Belief is the currency of delusion.
Definitely hard disk's activity is not a major contributor to power consumption. CPU usage is. Disks do require some juice to spin up (not that much though), but it's the CPU that makes the difference once the system is up and running. I know because this week I benchmarked precisely this issue: searching a file throughout the filesystem only raised consumption from 0.6 A to 0.65 A, but it went all the way up to 1.0 A when the CPU was at 100% (and at that point running the filesystem search did not raise consumption at all, indicating that the 0.05 A were due to CPU activity during file search and not to disk head moving or data flowing through the SCSI bus).
The biggest and easiest power savings come from CPU frequency scaling (if your processor supports it). Linux has long done a good pretty good job of putting the CPU to sleep and low power states when it can.
For older Athlon/Duron processors installing/running athcool makes a significant difference in power consumption (as long as it runs stable on your hardware, which it isn't guaranteed to do). On one of our old servers it reduced idle power draw from 100w to 65w.

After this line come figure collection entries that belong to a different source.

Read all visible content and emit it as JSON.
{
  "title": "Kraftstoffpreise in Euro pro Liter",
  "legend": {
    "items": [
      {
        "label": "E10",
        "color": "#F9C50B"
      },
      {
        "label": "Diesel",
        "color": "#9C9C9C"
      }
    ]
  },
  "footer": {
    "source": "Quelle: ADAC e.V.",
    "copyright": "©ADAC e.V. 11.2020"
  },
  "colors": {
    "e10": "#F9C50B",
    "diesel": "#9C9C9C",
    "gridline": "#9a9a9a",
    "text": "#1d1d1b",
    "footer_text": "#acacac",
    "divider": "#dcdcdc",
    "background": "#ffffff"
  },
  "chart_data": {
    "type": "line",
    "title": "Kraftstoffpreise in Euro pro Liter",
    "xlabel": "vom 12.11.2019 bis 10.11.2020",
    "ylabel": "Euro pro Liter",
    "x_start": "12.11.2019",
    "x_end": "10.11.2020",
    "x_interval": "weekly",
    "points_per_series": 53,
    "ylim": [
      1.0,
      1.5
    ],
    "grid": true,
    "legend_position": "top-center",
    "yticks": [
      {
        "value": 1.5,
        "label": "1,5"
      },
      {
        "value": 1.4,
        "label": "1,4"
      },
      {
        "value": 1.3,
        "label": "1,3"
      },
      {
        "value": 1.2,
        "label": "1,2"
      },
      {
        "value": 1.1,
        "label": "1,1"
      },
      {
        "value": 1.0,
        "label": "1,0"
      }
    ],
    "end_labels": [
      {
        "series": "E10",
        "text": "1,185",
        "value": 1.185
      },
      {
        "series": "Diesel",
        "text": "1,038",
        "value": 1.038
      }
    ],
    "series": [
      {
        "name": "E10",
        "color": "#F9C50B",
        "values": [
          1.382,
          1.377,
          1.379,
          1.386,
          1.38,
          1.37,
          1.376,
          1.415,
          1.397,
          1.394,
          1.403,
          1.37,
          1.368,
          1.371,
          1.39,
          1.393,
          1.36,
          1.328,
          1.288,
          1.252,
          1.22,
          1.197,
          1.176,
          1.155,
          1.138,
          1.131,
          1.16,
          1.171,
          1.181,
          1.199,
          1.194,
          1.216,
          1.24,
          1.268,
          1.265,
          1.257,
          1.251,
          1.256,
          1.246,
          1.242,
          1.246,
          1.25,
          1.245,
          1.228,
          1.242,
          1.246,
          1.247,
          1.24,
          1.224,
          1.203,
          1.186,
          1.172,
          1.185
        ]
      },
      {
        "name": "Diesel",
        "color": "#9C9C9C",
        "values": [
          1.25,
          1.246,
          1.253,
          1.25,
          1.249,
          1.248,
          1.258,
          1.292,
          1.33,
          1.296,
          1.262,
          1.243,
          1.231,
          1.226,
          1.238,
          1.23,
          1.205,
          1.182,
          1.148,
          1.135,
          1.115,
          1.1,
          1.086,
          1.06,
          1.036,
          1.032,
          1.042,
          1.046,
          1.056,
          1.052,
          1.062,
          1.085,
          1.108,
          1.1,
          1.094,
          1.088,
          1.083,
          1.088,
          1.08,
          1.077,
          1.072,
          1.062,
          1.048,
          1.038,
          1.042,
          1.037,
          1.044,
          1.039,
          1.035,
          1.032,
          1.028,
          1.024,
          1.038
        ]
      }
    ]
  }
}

It might depending on how idle your servers are. The more idle they are, the bigger the possibility for power savings. While they are obviously targeting laptop battery consumption, all Linux machines running this tool (and kernel 2.6.21 or later which has the dynticks feature) will be identify what is waking up their processor from low power states.
Much of the work put into optimizing battery life on laptops will also apply to desktops and servers alike.
I'm using NO_HZ on my P4 desktop. It was horrible in old patches, but the version in the mainline kernel (>= .20) is solid as a rock.
I gave the powertop thing a try the other day. Seems the worst offender on my machine is MPD, even when it's not doing anything.